Il y a dans cette sentence un goût de fatalité, une frustration érigée en fatalisme. Ce n’est pas toujours une question de talent, ni même de domination. C’est une question de mécanique implacable, de confiance bâtie sur des décennies de victoires, de certitudes inébranlables face à l’incertitude du jeu. Longtemps, en Europe, l’Allemagne a incarné ce rouleau compresseur. Sur le continent africain, ce rôle semble revenir, inlassablement, aux clubs du nord.

 

Mercredi soir, au stade Félix Houphouët-Boigny, c’est précisément cette frustration qui a envahi les tribunes et les cœurs. Un sentiment diffus, à la fois familier et exaspérant, celui d’avoir tout donné sans rien obtenir. Face au nouveau champion marocain, notre équipe a pris le jeu à son compte, a multiplié les offensives, a flirté avec le but sans jamais le conquérir. Et puis, comme un mauvais refrain que l’on connaît par cœur, un instant d’inattention, une faute évitable, un carton rouge évitable... et la punition.
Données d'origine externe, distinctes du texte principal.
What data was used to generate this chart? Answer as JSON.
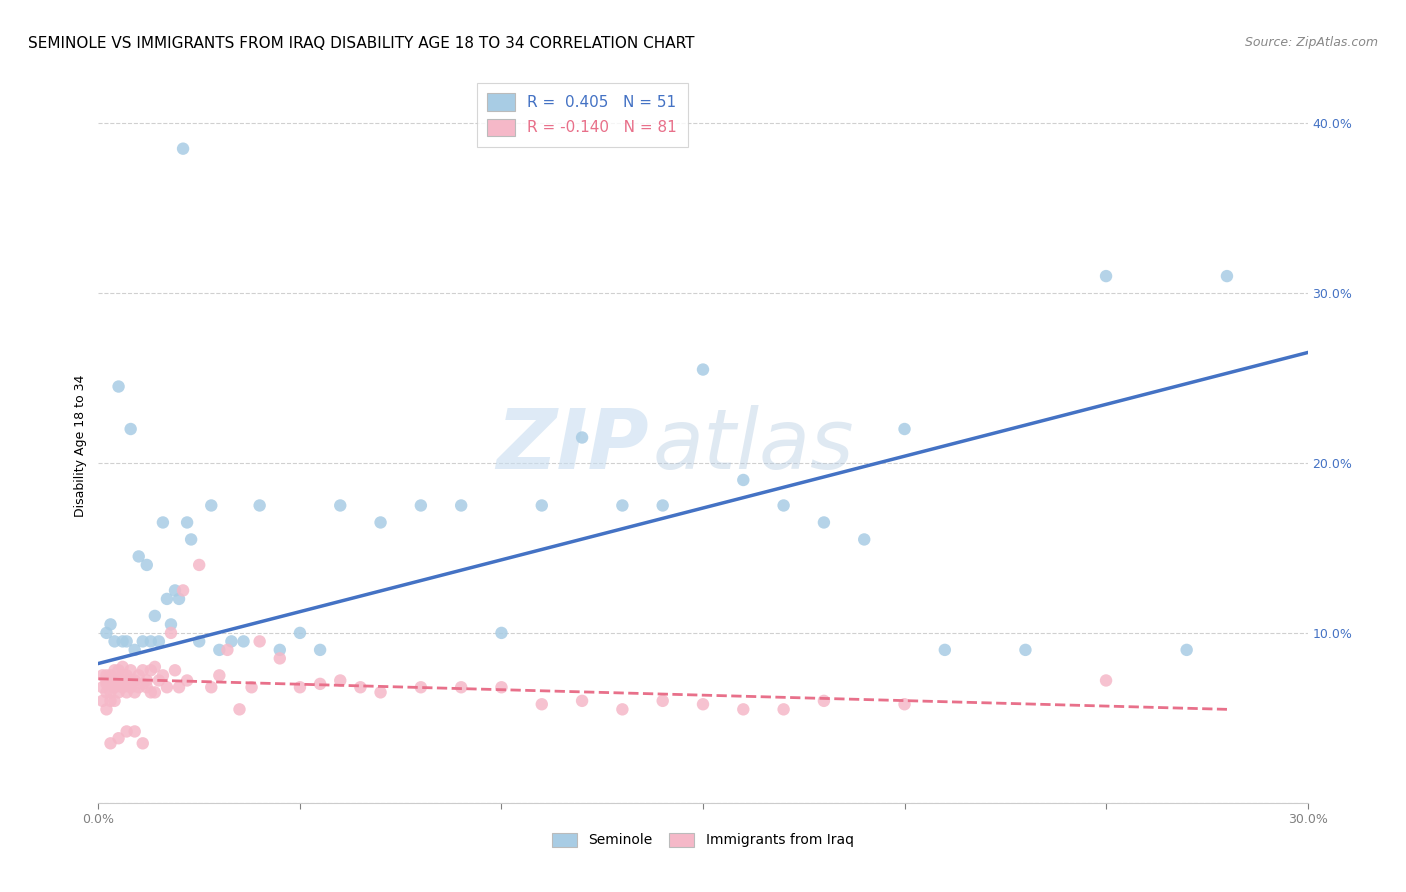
{
  "title": "SEMINOLE VS IMMIGRANTS FROM IRAQ DISABILITY AGE 18 TO 34 CORRELATION CHART",
  "source": "Source: ZipAtlas.com",
  "ylabel": "Disability Age 18 to 34",
  "xlim": [
    0.0,
    0.3
  ],
  "ylim": [
    0.0,
    0.42
  ],
  "blue_color": "#a8cce4",
  "pink_color": "#f5b8c8",
  "blue_line_color": "#4472c4",
  "pink_line_color": "#e8708a",
  "watermark_zip": "ZIP",
  "watermark_atlas": "atlas",
  "background_color": "#ffffff",
  "grid_color": "#d0d0d0",
  "blue_trend_x": [
    0.0,
    0.3
  ],
  "blue_trend_y": [
    0.082,
    0.265
  ],
  "pink_trend_x": [
    0.0,
    0.28
  ],
  "pink_trend_y": [
    0.073,
    0.055
  ],
  "seminole_x": [
    0.021,
    0.005,
    0.008,
    0.01,
    0.012,
    0.014,
    0.016,
    0.018,
    0.02,
    0.022,
    0.025,
    0.028,
    0.03,
    0.033,
    0.036,
    0.04,
    0.045,
    0.05,
    0.055,
    0.06,
    0.07,
    0.08,
    0.09,
    0.1,
    0.11,
    0.12,
    0.13,
    0.14,
    0.15,
    0.16,
    0.17,
    0.18,
    0.19,
    0.2,
    0.21,
    0.23,
    0.25,
    0.27,
    0.28,
    0.002,
    0.003,
    0.004,
    0.006,
    0.007,
    0.009,
    0.011,
    0.013,
    0.015,
    0.017,
    0.019,
    0.023
  ],
  "seminole_y": [
    0.385,
    0.245,
    0.22,
    0.145,
    0.14,
    0.11,
    0.165,
    0.105,
    0.12,
    0.165,
    0.095,
    0.175,
    0.09,
    0.095,
    0.095,
    0.175,
    0.09,
    0.1,
    0.09,
    0.175,
    0.165,
    0.175,
    0.175,
    0.1,
    0.175,
    0.215,
    0.175,
    0.175,
    0.255,
    0.19,
    0.175,
    0.165,
    0.155,
    0.22,
    0.09,
    0.09,
    0.31,
    0.09,
    0.31,
    0.1,
    0.105,
    0.095,
    0.095,
    0.095,
    0.09,
    0.095,
    0.095,
    0.095,
    0.12,
    0.125,
    0.155
  ],
  "iraq_x": [
    0.001,
    0.001,
    0.001,
    0.002,
    0.002,
    0.002,
    0.002,
    0.002,
    0.003,
    0.003,
    0.003,
    0.003,
    0.004,
    0.004,
    0.004,
    0.004,
    0.005,
    0.005,
    0.005,
    0.005,
    0.006,
    0.006,
    0.006,
    0.006,
    0.007,
    0.007,
    0.007,
    0.008,
    0.008,
    0.008,
    0.009,
    0.009,
    0.01,
    0.01,
    0.011,
    0.011,
    0.012,
    0.012,
    0.013,
    0.013,
    0.014,
    0.014,
    0.015,
    0.016,
    0.017,
    0.018,
    0.019,
    0.02,
    0.021,
    0.022,
    0.025,
    0.028,
    0.03,
    0.032,
    0.035,
    0.038,
    0.04,
    0.045,
    0.05,
    0.055,
    0.06,
    0.065,
    0.07,
    0.08,
    0.09,
    0.1,
    0.11,
    0.12,
    0.13,
    0.14,
    0.15,
    0.16,
    0.17,
    0.18,
    0.2,
    0.25,
    0.003,
    0.005,
    0.007,
    0.009,
    0.011
  ],
  "iraq_y": [
    0.068,
    0.075,
    0.06,
    0.065,
    0.07,
    0.055,
    0.072,
    0.075,
    0.065,
    0.07,
    0.06,
    0.075,
    0.068,
    0.072,
    0.06,
    0.078,
    0.065,
    0.07,
    0.072,
    0.078,
    0.068,
    0.072,
    0.075,
    0.08,
    0.065,
    0.07,
    0.075,
    0.068,
    0.072,
    0.078,
    0.065,
    0.072,
    0.068,
    0.075,
    0.07,
    0.078,
    0.068,
    0.072,
    0.065,
    0.078,
    0.065,
    0.08,
    0.072,
    0.075,
    0.068,
    0.1,
    0.078,
    0.068,
    0.125,
    0.072,
    0.14,
    0.068,
    0.075,
    0.09,
    0.055,
    0.068,
    0.095,
    0.085,
    0.068,
    0.07,
    0.072,
    0.068,
    0.065,
    0.068,
    0.068,
    0.068,
    0.058,
    0.06,
    0.055,
    0.06,
    0.058,
    0.055,
    0.055,
    0.06,
    0.058,
    0.072,
    0.035,
    0.038,
    0.042,
    0.042,
    0.035
  ]
}
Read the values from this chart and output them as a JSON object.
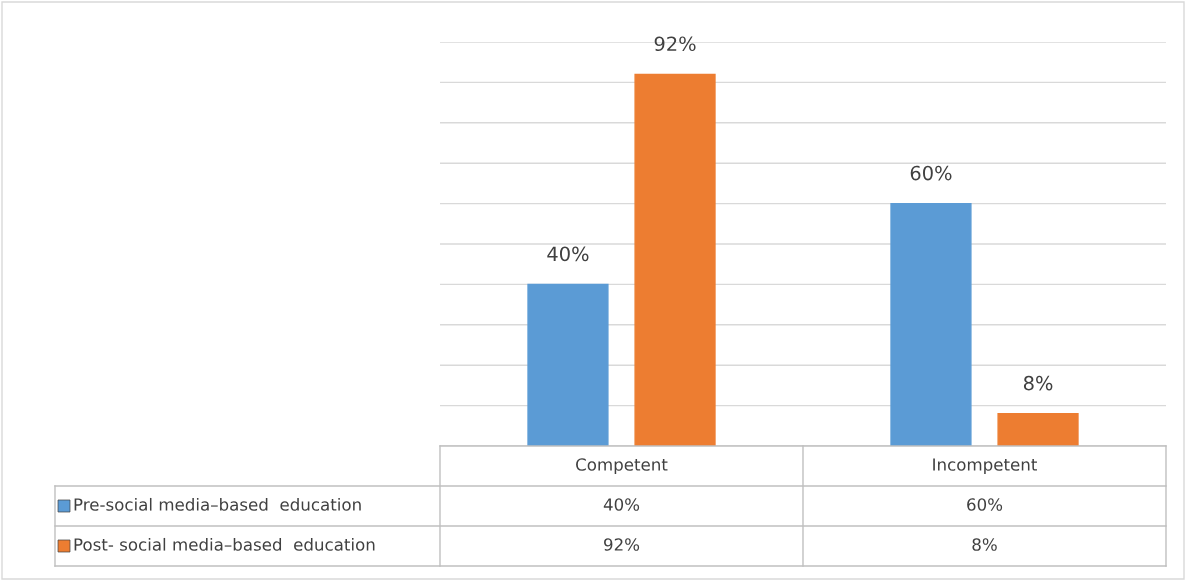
{
  "chart_data": {
    "type": "bar",
    "categories": [
      "Competent",
      "Incompetent"
    ],
    "series": [
      {
        "name": "Pre-social media–based  education",
        "color": "#5b9bd5",
        "values": [
          40,
          60
        ],
        "value_labels": [
          "40%",
          "60%"
        ]
      },
      {
        "name": "Post- social media–based  education",
        "color": "#ed7d31",
        "values": [
          92,
          8
        ],
        "value_labels": [
          "92%",
          "8%"
        ]
      }
    ],
    "ylim": [
      0,
      100
    ],
    "yticks": [
      {
        "value": 0,
        "label": null
      },
      {
        "value": 10,
        "label": null
      },
      {
        "value": 20,
        "label": null
      },
      {
        "value": 30,
        "label": null
      },
      {
        "value": 40,
        "label": null
      },
      {
        "value": 50,
        "label": null
      },
      {
        "value": 60,
        "label": null
      },
      {
        "value": 70,
        "label": null
      },
      {
        "value": 80,
        "label": null
      },
      {
        "value": 90,
        "label": null
      },
      {
        "value": 100,
        "label": null
      }
    ],
    "grid": "y",
    "tick_labels": "x",
    "legend": "bottom"
  }
}
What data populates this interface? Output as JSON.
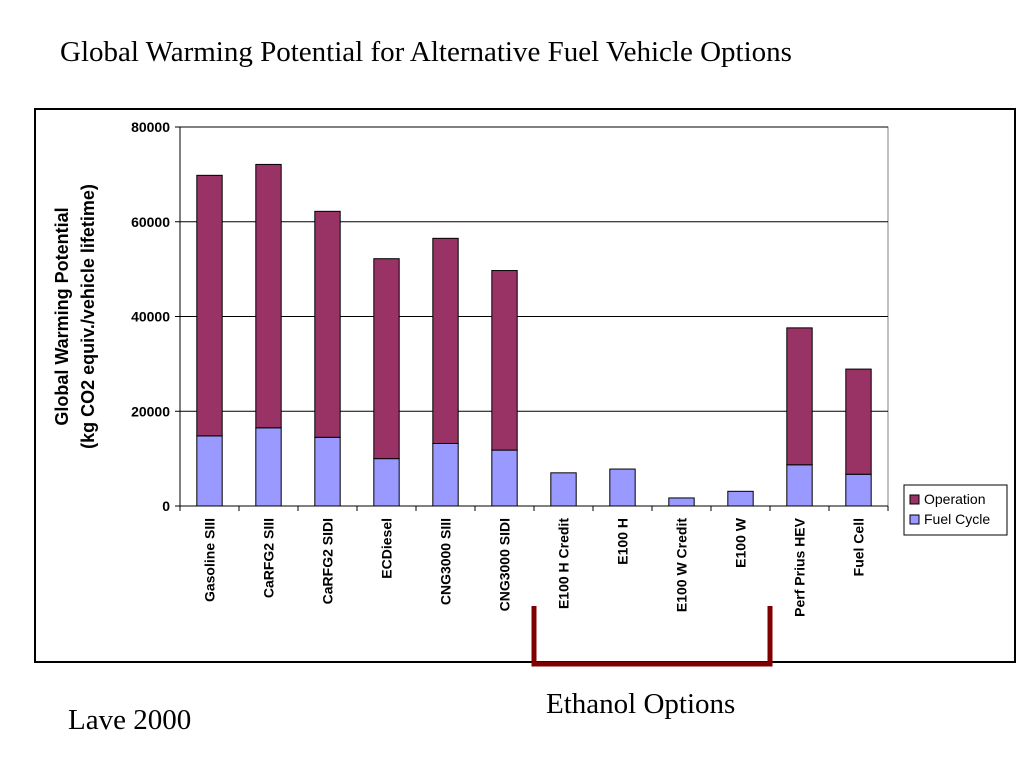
{
  "slide": {
    "title": "Global Warming Potential for Alternative Fuel Vehicle Options",
    "source": "Lave 2000",
    "annotation": "Ethanol Options"
  },
  "colors": {
    "operation": "#993366",
    "fuel_cycle": "#9999FF",
    "bracket": "#800000",
    "grid": "#000000"
  },
  "chart_data": {
    "type": "bar",
    "stacked": true,
    "title": "",
    "xlabel": "",
    "ylabel": "Global Warming Potential\n(kg CO2 equiv./vehicle lifetime)",
    "ylabel_lines": [
      "Global Warming Potential",
      "(kg CO2 equiv./vehicle lifetime)"
    ],
    "ylim": [
      0,
      80000
    ],
    "yticks": [
      0,
      20000,
      40000,
      60000,
      80000
    ],
    "ytick_labels": [
      "0",
      "20000",
      "40000",
      "60000",
      "80000"
    ],
    "grid": true,
    "legend_position": "right",
    "categories": [
      "Gasoline SIII",
      "CaRFG2 SIII",
      "CaRFG2 SIDI",
      "ECDiesel",
      "CNG3000 SIII",
      "CNG3000 SIDI",
      "E100 H Credit",
      "E100 H",
      "E100 W Credit",
      "E100 W",
      "Perf Prius HEV",
      "Fuel Cell"
    ],
    "series": [
      {
        "name": "Fuel Cycle",
        "values": [
          14800,
          16500,
          14500,
          10000,
          13200,
          11800,
          7000,
          7800,
          1700,
          3100,
          8700,
          6700
        ]
      },
      {
        "name": "Operation",
        "values": [
          55000,
          55600,
          47700,
          42200,
          43300,
          37900,
          0,
          0,
          0,
          0,
          28900,
          22200
        ]
      }
    ],
    "legend": [
      "Operation",
      "Fuel Cycle"
    ],
    "bracket_range": [
      "E100 H Credit",
      "E100 W"
    ]
  }
}
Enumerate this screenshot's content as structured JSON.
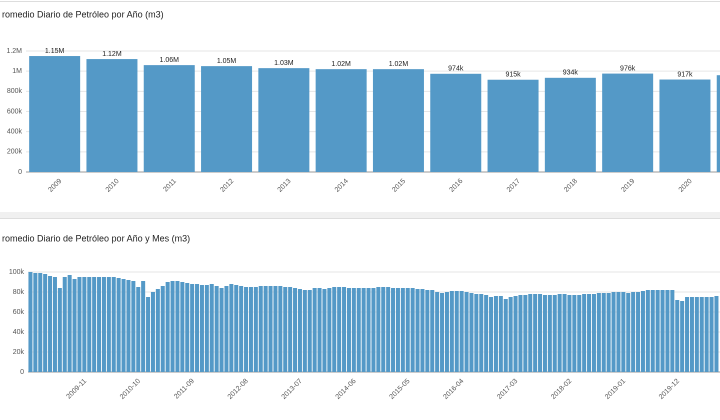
{
  "chart_data": [
    {
      "type": "bar",
      "title": "romedio Diario de Petróleo por Año (m3)",
      "categories": [
        "2009",
        "2010",
        "2011",
        "2012",
        "2013",
        "2014",
        "2015",
        "2016",
        "2017",
        "2018",
        "2019",
        "2020",
        null
      ],
      "values": [
        1150000,
        1120000,
        1060000,
        1050000,
        1030000,
        1020000,
        1020000,
        974000,
        915000,
        934000,
        976000,
        917000,
        960000
      ],
      "value_labels": [
        "1.15M",
        "1.12M",
        "1.06M",
        "1.05M",
        "1.03M",
        "1.02M",
        "1.02M",
        "974k",
        "915k",
        "934k",
        "976k",
        "917k",
        null
      ],
      "color": "#5499c7",
      "ylim": [
        0,
        1200000
      ],
      "yticks": [
        0,
        {
          "value": 200000,
          "label": "200k"
        },
        {
          "value": 400000,
          "label": "400k"
        },
        {
          "value": 600000,
          "label": "600k"
        },
        {
          "value": 800000,
          "label": "800k"
        },
        {
          "value": 1000000,
          "label": "1M"
        },
        {
          "value": 1200000,
          "label": "1.2M"
        }
      ],
      "grid": true
    },
    {
      "type": "bar",
      "title": "romedio Diario de Petróleo por Año y Mes (m3)",
      "categories": [
        null,
        null,
        null,
        null,
        null,
        null,
        null,
        null,
        null,
        null,
        "2009-11",
        null,
        null,
        null,
        null,
        null,
        null,
        null,
        null,
        null,
        null,
        "2010-10",
        null,
        null,
        null,
        null,
        null,
        null,
        null,
        null,
        null,
        null,
        "2011-09",
        null,
        null,
        null,
        null,
        null,
        null,
        null,
        null,
        null,
        null,
        "2012-08",
        null,
        null,
        null,
        null,
        null,
        null,
        null,
        null,
        null,
        null,
        "2013-07",
        null,
        null,
        null,
        null,
        null,
        null,
        null,
        null,
        null,
        null,
        "2014-06",
        null,
        null,
        null,
        null,
        null,
        null,
        null,
        null,
        null,
        null,
        "2015-05",
        null,
        null,
        null,
        null,
        null,
        null,
        null,
        null,
        null,
        null,
        "2016-04",
        null,
        null,
        null,
        null,
        null,
        null,
        null,
        null,
        null,
        null,
        "2017-03",
        null,
        null,
        null,
        null,
        null,
        null,
        null,
        null,
        null,
        null,
        "2018-02",
        null,
        null,
        null,
        null,
        null,
        null,
        null,
        null,
        null,
        null,
        "2019-01",
        null,
        null,
        null,
        null,
        null,
        null,
        null,
        null,
        null,
        null,
        "2019-12",
        null,
        null,
        null,
        null,
        null,
        null,
        null,
        null,
        null
      ],
      "values": [
        100000,
        99000,
        99000,
        98000,
        96000,
        95000,
        84000,
        95000,
        97000,
        93000,
        95000,
        95000,
        95000,
        95000,
        95000,
        95000,
        95000,
        95000,
        94000,
        93000,
        92000,
        91000,
        85000,
        91000,
        75000,
        80000,
        83000,
        86000,
        90000,
        91000,
        91000,
        90000,
        89000,
        88000,
        88000,
        87000,
        87000,
        88000,
        86000,
        84000,
        86000,
        88000,
        87000,
        86000,
        85000,
        85000,
        85000,
        86000,
        86000,
        86000,
        86000,
        86000,
        85000,
        85000,
        84000,
        83000,
        82000,
        82000,
        84000,
        84000,
        83000,
        84000,
        85000,
        85000,
        85000,
        84000,
        84000,
        84000,
        84000,
        84000,
        84000,
        85000,
        85000,
        85000,
        84000,
        84000,
        84000,
        84000,
        84000,
        83000,
        83000,
        82000,
        82000,
        80000,
        79000,
        80000,
        81000,
        81000,
        81000,
        80000,
        79000,
        78000,
        78000,
        77000,
        75000,
        76000,
        76000,
        73000,
        75000,
        76000,
        77000,
        77000,
        78000,
        78000,
        78000,
        77000,
        77000,
        77000,
        78000,
        78000,
        77000,
        77000,
        77000,
        78000,
        78000,
        78000,
        79000,
        79000,
        79000,
        80000,
        80000,
        80000,
        79000,
        80000,
        80000,
        81000,
        82000,
        82000,
        82000,
        82000,
        82000,
        82000,
        72000,
        71000,
        75000,
        75000,
        75000,
        75000,
        75000,
        75000,
        76000
      ],
      "color": "#5499c7",
      "ylim": [
        0,
        110000
      ],
      "yticks": [
        0,
        {
          "value": 20000,
          "label": "20k"
        },
        {
          "value": 40000,
          "label": "40k"
        },
        {
          "value": 60000,
          "label": "60k"
        },
        {
          "value": 80000,
          "label": "80k"
        },
        {
          "value": 100000,
          "label": "100k"
        }
      ],
      "grid": true
    }
  ]
}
À la fin, ce sont eux qui gagnent.

 

Que reste-t-il après cela, sinon ce goût amer, cette impression de gâchis ? Mais il faut aussi voir la frustration comme un moteur, un feu intérieur qui, bien dirigé, peut tout renverser. Ce but d’écart n’est pas une fatalité. L’histoire du football regorge de retournements de situation nés d’un sentiment d’injustice. Mercredi prochain, à Berkane, il faudra reproduire ce match, avec la même intensité mais avec plus de justesse, avec la même audace mais avec plus de précision. Peut-être que, cette fois, les ballons capricieux trouveront enfin leur chemin vers les filets. Peut-être que, cette fois, la hiérarchie sera renversée. Peut-être que, cette fois, la frustration changera de camp.